亜共析鋼は その炭素量が0.3%から0.77%のあいだにはいる鋼です。
焼入れにはA3線以上の温度まで加熱しないと焼きが入りません。
0.5%の部分は770度以上の温度まで加熱されないと焼きがきちんと入りません。
この部分が740度に加熱されたあと水中に投入されればマルテンサイト、変態は起こらず微細パーライトになります。
一方炭素量が1%以上の部分は過共析鋼なのでA1変態点つまり727度を超えれば水中に投入されたときマルテンサイト変態が起きます。
炭素量が1%以上の部分が線状に走っていれば刃のなかで金筋、金線になります。
刃境で冷却速度がやや遅いとマルテンサイトと微細パーライトの混合になります。
これが沸になります。
沸の粒がおおきくなったり小さくなったり匂になったりするのは加熱時間の長さできまるようです。

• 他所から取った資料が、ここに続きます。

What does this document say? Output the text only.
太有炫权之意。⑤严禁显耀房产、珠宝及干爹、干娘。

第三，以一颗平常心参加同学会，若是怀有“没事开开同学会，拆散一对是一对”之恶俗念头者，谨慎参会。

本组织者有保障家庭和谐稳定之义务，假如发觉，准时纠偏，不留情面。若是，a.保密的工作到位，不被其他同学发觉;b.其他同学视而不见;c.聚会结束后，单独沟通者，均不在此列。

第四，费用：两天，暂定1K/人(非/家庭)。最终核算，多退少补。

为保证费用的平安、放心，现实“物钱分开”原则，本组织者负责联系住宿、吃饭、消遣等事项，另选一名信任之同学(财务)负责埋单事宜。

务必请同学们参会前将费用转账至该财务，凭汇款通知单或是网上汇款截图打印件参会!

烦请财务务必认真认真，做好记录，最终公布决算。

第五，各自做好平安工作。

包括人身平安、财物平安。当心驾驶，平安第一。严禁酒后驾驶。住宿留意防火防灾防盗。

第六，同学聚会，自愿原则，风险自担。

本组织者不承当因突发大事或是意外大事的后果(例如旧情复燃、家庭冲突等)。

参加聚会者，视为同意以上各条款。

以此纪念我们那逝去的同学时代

740度になった途端に水中に投入されれば匂になります。
ちょっと長めに加熱していると小沸に、長く加熱すると沸になります。
荒沸は加熱時間が長すぎる時や加熱温度が高すぎるときにでてきます。
これでは鋼が馬鹿になりますね。
一番優れているのは匂出来、あるいは小沸まででしょう。
いずれにせよ亜共析鋼は焼きがきちんと入らず過共析鋼はきちんと焼きがはいる温度、740度というのがミソです。
このとき刃の中は不完全焼入れとなって硬すぎず粘い組織となり強靱な刃ができます。
最高の切れ味の強靱な名刀はこうして焼入れされたに違いありません。